Fear of further instability in Mali after arrest of interim leaders. Renewed political turmoil in Mali, coming just nine months after the ousting of former President Ibrahim Boubacar Keita, has raised fears of fresh instability in the West African nation. The country’s interim President and Prime Minister each resigned on Wednesday following their arrest by the military. Both were released on Thursday, when former military junta leader Col. Assimi Goïta declared himself interim President. Instability in Mali is seen as a threat to regional security in the Sahel region, where multiple crises – including armed conflict, poverty and climate change – have displaced more than two million people inside their own borders. The region also hosts more than 850,000 refugees, mainly from Mali.

Mozambicans report paying bribes to escape northern town. The BBC reports that people trapped in a town in northern Mozambique’s Cabo Delgado province say they had to pay bribes to leave the area after it was surrounded by security checkpoints.
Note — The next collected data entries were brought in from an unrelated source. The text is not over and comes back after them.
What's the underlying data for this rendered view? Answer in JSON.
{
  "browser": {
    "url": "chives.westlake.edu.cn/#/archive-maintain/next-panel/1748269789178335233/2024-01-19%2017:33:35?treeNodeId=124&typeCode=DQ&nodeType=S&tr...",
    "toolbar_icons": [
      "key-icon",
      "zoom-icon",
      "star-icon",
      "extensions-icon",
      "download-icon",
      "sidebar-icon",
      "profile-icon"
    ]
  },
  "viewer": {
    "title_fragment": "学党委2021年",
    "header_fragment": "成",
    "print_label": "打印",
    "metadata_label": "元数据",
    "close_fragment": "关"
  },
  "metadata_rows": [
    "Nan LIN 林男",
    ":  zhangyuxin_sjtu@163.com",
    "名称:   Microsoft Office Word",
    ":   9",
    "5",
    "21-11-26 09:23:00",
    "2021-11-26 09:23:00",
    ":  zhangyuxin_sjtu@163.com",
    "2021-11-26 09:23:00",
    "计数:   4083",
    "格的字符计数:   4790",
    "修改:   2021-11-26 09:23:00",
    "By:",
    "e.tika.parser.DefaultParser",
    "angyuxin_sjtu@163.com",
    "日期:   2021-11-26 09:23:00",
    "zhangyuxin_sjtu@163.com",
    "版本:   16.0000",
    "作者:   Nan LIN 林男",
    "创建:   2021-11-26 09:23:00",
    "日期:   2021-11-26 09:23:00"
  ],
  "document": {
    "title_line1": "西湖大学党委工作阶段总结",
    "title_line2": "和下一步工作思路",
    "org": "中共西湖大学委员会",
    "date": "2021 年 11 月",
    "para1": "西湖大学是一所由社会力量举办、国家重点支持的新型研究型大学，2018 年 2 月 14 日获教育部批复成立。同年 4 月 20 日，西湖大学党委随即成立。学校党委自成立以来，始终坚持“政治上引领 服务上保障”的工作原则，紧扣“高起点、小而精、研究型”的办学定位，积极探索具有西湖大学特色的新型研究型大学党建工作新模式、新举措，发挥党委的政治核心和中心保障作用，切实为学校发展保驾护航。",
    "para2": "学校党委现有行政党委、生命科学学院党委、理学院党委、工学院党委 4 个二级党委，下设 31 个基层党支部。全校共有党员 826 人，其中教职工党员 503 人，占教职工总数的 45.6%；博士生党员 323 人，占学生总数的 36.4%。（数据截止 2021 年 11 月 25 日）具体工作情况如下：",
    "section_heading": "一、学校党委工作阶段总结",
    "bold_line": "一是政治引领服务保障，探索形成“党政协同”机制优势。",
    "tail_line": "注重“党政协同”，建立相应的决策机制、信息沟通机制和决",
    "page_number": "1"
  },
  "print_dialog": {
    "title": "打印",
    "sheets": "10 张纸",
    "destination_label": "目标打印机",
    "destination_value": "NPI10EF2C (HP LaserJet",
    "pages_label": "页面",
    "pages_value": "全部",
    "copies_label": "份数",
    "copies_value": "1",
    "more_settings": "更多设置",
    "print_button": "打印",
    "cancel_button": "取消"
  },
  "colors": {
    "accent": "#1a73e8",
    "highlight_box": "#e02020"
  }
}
More than 20,000 people fled to Quitunda following attacks by armed groups on the nearby town of Palma at the end of March. According to the report, two women said they had to pay security forces to board evacuation flights to the regional capital, Pemba, while Human Rights Watch say they spoke to people who also reported paying bribes to leave the area. In a separate report, the BBC spoke to displaced Mozambicans on the remote island of Quirimba off the coast of Cabo Delgado, where more than 9,000 people fled to escape the recent violence and now face a shortage of food and other assistance.


GET INSPIRED

Joseph Allen Ruanto-Ramirez, 35, arrived in the United States as a child from an indigenous community in the Philippines. Today, he is a PhD candidate in cultural studies at the Claremont Graduate University. He conducts research and teaches about the complexities of identity, often drawing on his personal experience as a “queer, Indigenous Asian American refugee,” as he has described himself. He shared his story with UNHCR as part of a feature to mark Asian American and Pacific Islander Heritage Month in the US, where anti-Asian hate crimes have proliferated since the start of the COVID-19 pandemic. Racism, he said, is like seeing another community “as a monster, something you need to be scared of.”


DID YOU KNOW?

Studies have shown that if high-income countries focus only on vaccinating their own populations against COVID-19, global GDP could fall by up to US$9.2 trillion this year alone, with half the losses affecting richer economies.